The coming year is full of uncertainty for pharmaceutical manufacturers and one critical proposed change may have been overlooked. While the fate of the Affordable Care Act, and the implications of any repeal or modification have dominated most discussions, relatively little focus has been placed on the potential impact of House Speaker Paul Ryan’s intentions to privatize Medicare, and the possible access challenges it could theoretically cause for physician administered drugs.
Little more than an outline of Ryan’s plan is known at this time, but the key change calls for the Federal government to cease being a payer for services provided to Medicare beneficiaries. Instead, beneficiaries will purchase policies from private payers, with the Federal government covering a portion of the policy premium. Payers selling these policies will be under immense pressure to manage healthcare spend if they hope to operate in this market profitably. While Medicare Part B drug spend only accounted for about 3% of overall Medicare spending in 2014, as a category it has consistently been an area of focus for both the Office of Inspector General and CMS’s Center for Medicare and Medicaid Innovation. There is little reason to believe it wouldn’t be subject to scrutiny and cost controls by private payers administering the Medicare program.
Payers may require enough leeway to drive down expenditures for physician administered drugs. It is feasible that they may be allowed to negotiate rebate agreements with manufacturers of physician administered drugs, where market conditions are such that a payer could advantage one drug over another within a therapeutic area. The future of physician administered drugs under Medicare might call for a manufacturer to contract separately with multiple payers to ensure patients can access its drugs with minimal interference.

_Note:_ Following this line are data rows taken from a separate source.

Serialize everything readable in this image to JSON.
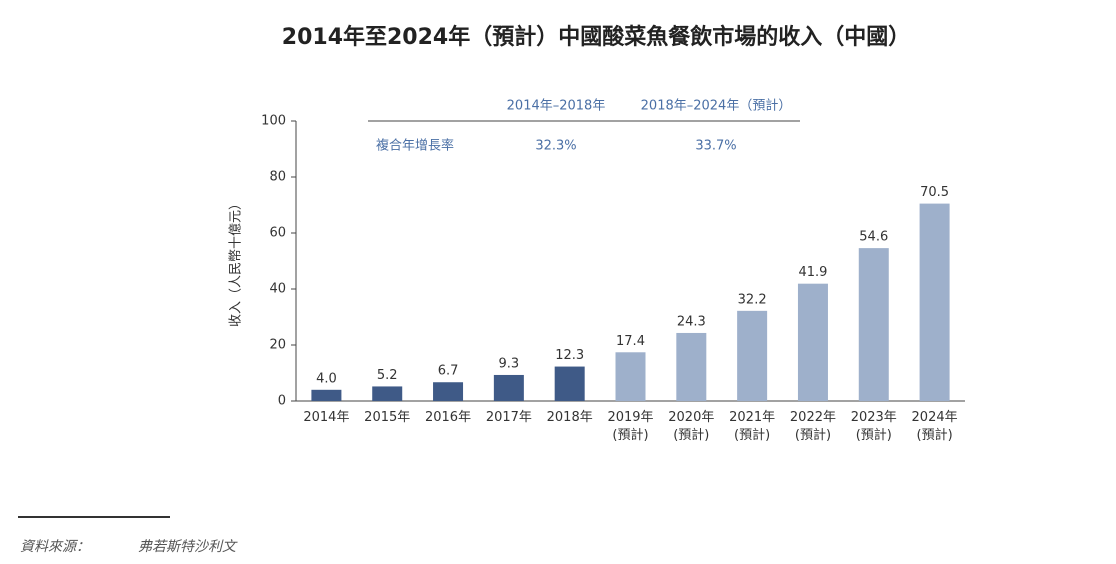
{
  "chart_data": {
    "type": "bar",
    "title": "2014年至2024年（預計）中國酸菜魚餐飲市場的收入（中國）",
    "y_label": "收入（人民幣十億元）",
    "categories": [
      "2014年",
      "2015年",
      "2016年",
      "2017年",
      "2018年",
      "2019年\n(預計)",
      "2020年\n(預計)",
      "2021年\n(預計)",
      "2022年\n(預計)",
      "2023年\n(預計)",
      "2024年\n(預計)"
    ],
    "values": [
      4.0,
      5.2,
      6.7,
      9.3,
      12.3,
      17.4,
      24.3,
      32.2,
      41.9,
      54.6,
      70.5
    ],
    "value_labels": [
      "4.0",
      "5.2",
      "6.7",
      "9.3",
      "12.3",
      "17.4",
      "24.3",
      "32.2",
      "41.9",
      "54.6",
      "70.5"
    ],
    "colors": [
      "#3f5a87",
      "#3f5a87",
      "#3f5a87",
      "#3f5a87",
      "#3f5a87",
      "#9eb0cb",
      "#9eb0cb",
      "#9eb0cb",
      "#9eb0cb",
      "#9eb0cb",
      "#9eb0cb"
    ],
    "ylim": [
      0,
      100
    ],
    "yticks": [
      0,
      20,
      40,
      60,
      80,
      100
    ],
    "grid": false,
    "cagr": {
      "label": "複合年增長率",
      "periods": [
        "2014年–2018年",
        "2018年–2024年（預計）"
      ],
      "values": [
        32.3,
        33.7
      ],
      "value_labels": [
        "32.3%",
        "33.7%"
      ]
    },
    "source": {
      "label": "資料來源：",
      "text": "弗若斯特沙利文"
    }
  }
}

Additionally, the vast majority of Medicare beneficiaries are insulated from the cost-sharing burden associated with physician administered drugs. The typical 20% co-pay for a medical benefit drug is commonly covered in part or in whole by supplemental coverage provided by, say, an employer sponsored or Medigap policy. Even if a physician-administered drug is relatively immune to contracting pressure from payers due to a lack of credible competing products, it will certainly be susceptible to limitations in a patient’s ability to cover their out-of-pocket contribution to the overall cost of therapy. If Medicare is reformed in a manner such that supplemental coverage is not ported to the new regime, new access challenges will emerge for manufacturers.

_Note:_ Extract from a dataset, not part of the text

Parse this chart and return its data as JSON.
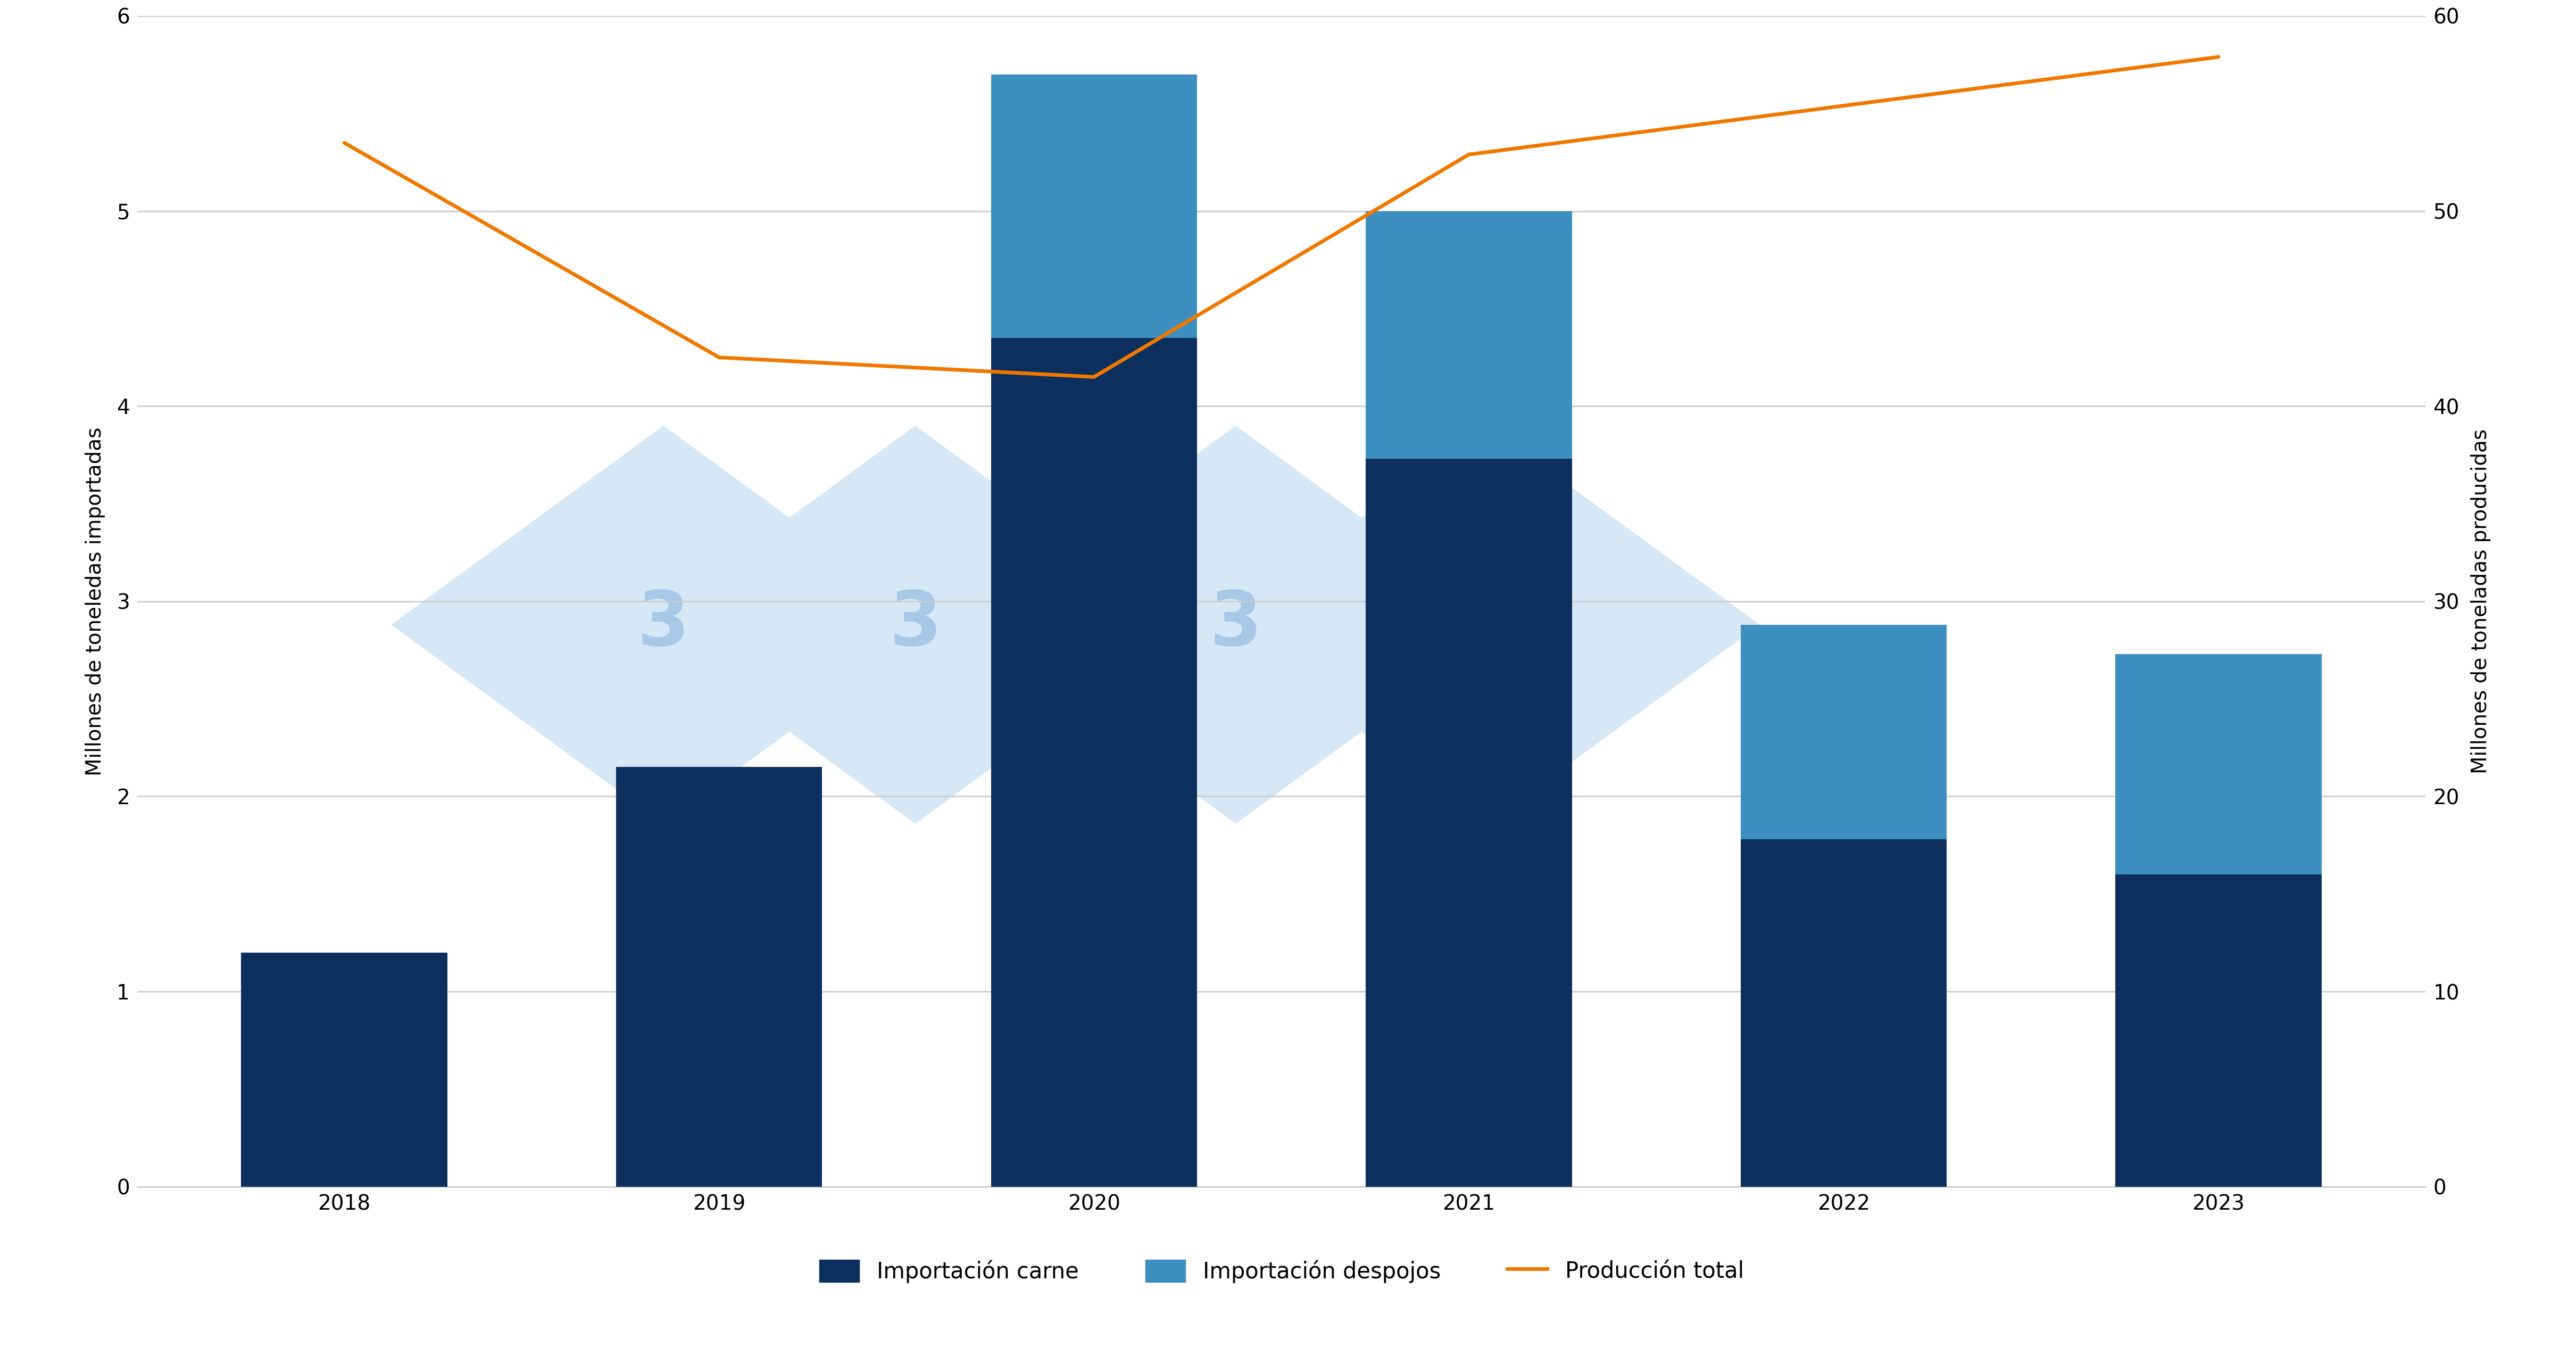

Yet another possible access challenge is the potential for an increase in the Medicare eligibility age from 65 to 67. Many patients struggle to maintain credible insurance coverage until they or their spouse reach age 65 and can then enroll in Medicare. Adding another two years to the eligibility age may mean increased access challenges for these patients, especially given the tenuous status of the Affordable Care Act and its requirement that insurance policies meet baseline requirements for essential health benefits, not to mention the ACA’s insurance mandate.
Much of this discussion is based on hypotheses of what the future state of Medicare may look like. The likelihood of Ryan’s plan coming to be remains uncertain, but is presumably greater now than it was prior to this past November. What is certain is that manufacturers should at least think through the implications of such changes for their product portfolio and determine any viable mitigation options.